In our study the outcome, mainly hospital stay and post-operative complications obtained were comparable in both groups. The use of monopolar electrocautery instead of surgical clips did not pose any additional risk of post-operative haemorrhage or bile leak. The added advantage with electrocautery was that it did not have the risk of post-operative complications like clip slippage, dislodgement, ulceration, migration, internalization and necrosis of cystic duct with the risk of bile leakage. In other words, it could be stated that monopolar electrocautery is a safer alternative to surgical clips in expert hands. The cost factor and availability makes electrocautery a more feasible option than surgical clips, especially in a low resource setting.

However, with monopolar electrocautery, the depth of burn is less predictable and current can be conducted through non-insulated instruments and trocars. So the laparoscopic surgeon must pay great attention to the anatomical dissection of the Calot’s triangle. Excessive and unnecessary dissection or use of electrocautery near the common bile duct should be avoided.[23]

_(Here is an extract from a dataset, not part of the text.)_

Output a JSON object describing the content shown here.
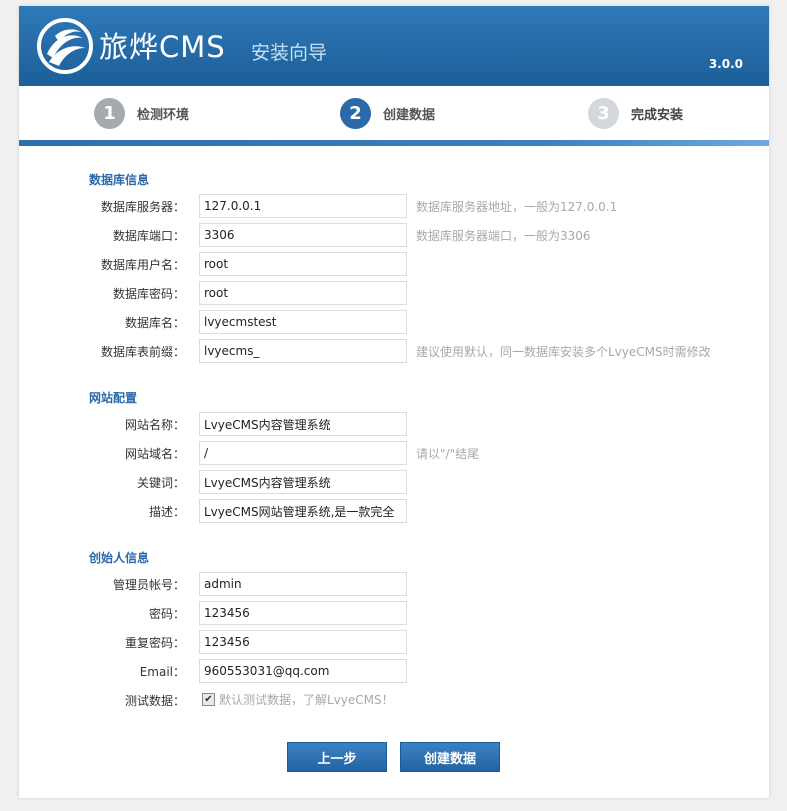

Injury due to electrocautery can be avoided by taking simple precautions like avoiding diathermy near metal clips on the cystic duct and staying close to the gall bladder wall during dissection and control of the cystic artery, preferably lateral to the cystic lymph node (Ramirez-Flores et al.).[24] It is important that always short bursts of minimal amounts of energy required to secure homeostasis should be used. In our study we found that the careful use of electrocautery to control the cystic artery has the advantage of shorter operative time.

CONCLUSION

We conclude that monopolar electrocautery can be used as a safer alternative to surgical clips in control of cystic artery, especially in developing countries where Harmonic scalpel arouse issues of cost factor and affordability. Further randomized control trials will be required to substantiate our findings.